At the Office with Dr. Adrianne Miles
Lauren Pratt | September 12, 2019
When walking into Adrianne Miles’s office, it is no surprise that this is the workspace of a literature professor. British and American novels line the walls of her office and where she lacks in books, she makes up for in her colorful collection of Wizard of Oz 50th anniversary memorabilia and gifts that former students have given her over the years. From discussing some of her favorite books to what the Lord is teaching her, the assistant professor of English and linguistics took some time to discuss how various items in her office serve as an inspiration to her and others.
You teach British literature for college students. What is an aspect of British literature that inspires you?
The thing that I love about British literature is that it’s old. I like that there are multiple centuries of it, and I like seeing how people really don’t change all that much. The things that Shakespeare wrote about, people are still struggling with – jealousy and love and wanting to be promoted at work–it’s the same. I love seeing how the insights that Shakespeare draws out – like insights about human nature –are still very relevant today.
What is your go-to book from your shelf?
I would probably pick up a more modern novel like Ian McEwan’s “Atonement.” It’s not written from a Christian perspective, but I can’t read anything without thinking about how it is an echo of redemption. This book shows that we all have a desire to be forgiven and that somebody needs to atone for what people do.
What’s a strange book that you have in your office?
“Dobson’s Dry Bobs.” It’s old – 1557. The novel genre hadn’t been invented yet, but it’s a precursor to the novel. A practical joke would be a “dry bob.” It’s one story about this guy, Dobson. Each section is about the practical jokes he plays and the trouble he gets into. It does follow his life but mainly traces his series of practical jokes. So, it’s kind of weird. That is probably the most unusual book I have.
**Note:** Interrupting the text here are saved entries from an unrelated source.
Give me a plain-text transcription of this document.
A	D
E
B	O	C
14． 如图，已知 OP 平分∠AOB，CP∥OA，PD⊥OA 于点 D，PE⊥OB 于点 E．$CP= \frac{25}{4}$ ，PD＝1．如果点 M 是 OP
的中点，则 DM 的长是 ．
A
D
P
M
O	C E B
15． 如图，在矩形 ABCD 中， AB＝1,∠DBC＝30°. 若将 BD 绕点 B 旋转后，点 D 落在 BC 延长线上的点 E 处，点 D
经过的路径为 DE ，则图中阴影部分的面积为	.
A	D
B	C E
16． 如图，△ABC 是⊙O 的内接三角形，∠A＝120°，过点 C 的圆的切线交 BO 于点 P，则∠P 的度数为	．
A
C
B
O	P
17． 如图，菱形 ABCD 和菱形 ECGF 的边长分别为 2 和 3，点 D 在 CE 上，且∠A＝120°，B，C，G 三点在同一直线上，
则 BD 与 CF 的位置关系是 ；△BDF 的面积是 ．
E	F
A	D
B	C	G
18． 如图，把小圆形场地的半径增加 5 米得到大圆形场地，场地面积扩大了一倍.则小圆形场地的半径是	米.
As an English and literature professor, what is a resource you think every college graduate should have?
I think more important than having a certain novel or a certain collection of short stories or a certain collection of poems is having the ability to synthesize what you’re reading and to place it in your world. Even thinking about how to read literature for a graduate today is a bit too narrow because we don’t live in a reading culture; we live in a watching culture. So much of the hypothesis of how to read well or think well about your reading translates to thinking well about your watching. I think it’s important for students to make a connection between literature and shows. It’s part of our literary culture. Music is poetry; shows are narrative.
What was a book that influenced you growing up?
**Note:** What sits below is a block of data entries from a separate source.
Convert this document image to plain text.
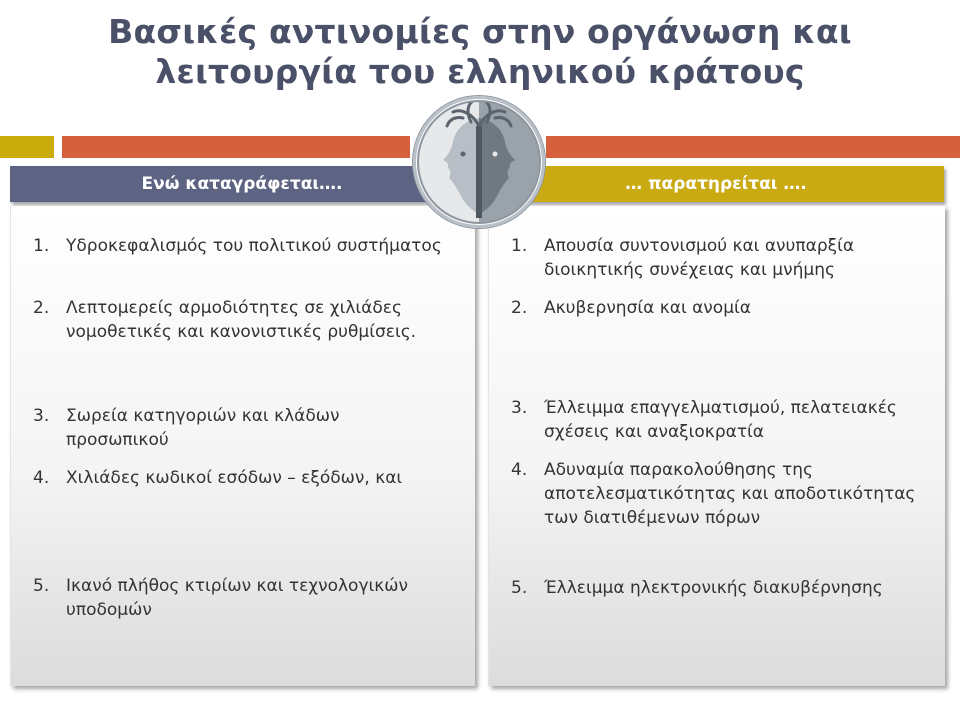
Βασικές αντινομίες στην οργάνωση και
λειτουργία του ελληνικού κράτους
Ενώ καταγράφεται….	… παρατηρείται ….
1. Υδροκεφαλισμός του πολιτικού συστήματος
2. Λεπτομερείς αρμοδιότητες σε χιλιάδες νομοθετικές και κανονιστικές ρυθμίσεις.
3. Σωρεία κατηγοριών και κλάδων προσωπικού
4. Χιλιάδες κωδικοί εσόδων – εξόδων, και
5. Ικανό πλήθος κτιρίων και τεχνολογικών υποδομών
1. Απουσία συντονισμού και ανυπαρξία διοικητικής συνέχειας και μνήμης
2. Ακυβερνησία και ανομία
3. Έλλειμμα επαγγελματισμού, πελατειακές σχέσεις και αναξιοκρατία
4. Αδυναμία παρακολούθησης της αποτελεσματικότητας και αποδοτικότητας των διατιθέμενων πόρων
5. Έλλειμμα ηλεκτρονικής διακυβέρνησης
The book that made me really love literature is a book I read in high school. I was a sophomore and one of my friends suggested this novel called “North and South,” which is an American historical fiction novel. I remember thinking, “I’d rather read this than do anything else right now.”
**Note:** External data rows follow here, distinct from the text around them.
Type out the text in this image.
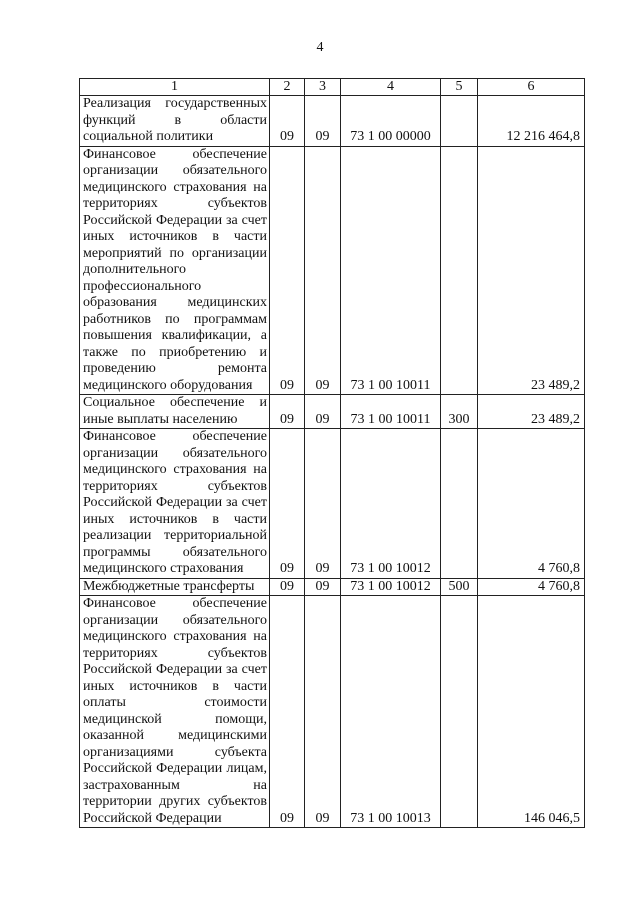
4
1	2	3	4	5	6
Реализация государственных функций в области социальной политики	09	09	73 1 00 00000		12 216 464,8
Финансовое обеспечение организации обязательного медицинского страхования на территориях субъектов Российской Федерации за счет иных источников в части мероприятий по организации дополнительного профессионального образования медицинских работников по программам повышения квалификации, а также по приобретению и проведению ремонта медицинского оборудования	09	09	73 1 00 10011		23 489,2
Социальное обеспечение и иные выплаты населению	09	09	73 1 00 10011	300	23 489,2
Финансовое обеспечение организации обязательного медицинского страхования на территориях субъектов Российской Федерации за счет иных источников в части реализации территориальной программы обязательного медицинского страхования	09	09	73 1 00 10012		4 760,8
Межбюджетные трансферты	09	09	73 1 00 10012	500	4 760,8
Финансовое обеспечение организации обязательного медицинского страхования на территориях субъектов Российской Федерации за счет иных источников в части оплаты стоимости медицинской помощи, оказанной медицинскими организациями субъекта Российской Федерации лицам, застрахованным на территории других субъектов Российской Федерации	09	09	73 1 00 10013		146 046,5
What’s something you’ve been learning in scripture these days?
I’m reading through the Bible in a year. Often as I finish whatever part I’m reading, my prayer is, “God, thank you that you’re patient with me even when I am like the Israelites, but help me not to be as dense as they were.” I think as we immerse ourselves in scripture and know the Bible better, we know God better and we can talk about his faithfulness. God took care of the people who were taking jewelry and making idols and doing all kinds of crazy things and he still loved them. He’s taking care of us. He has a plan for us, too.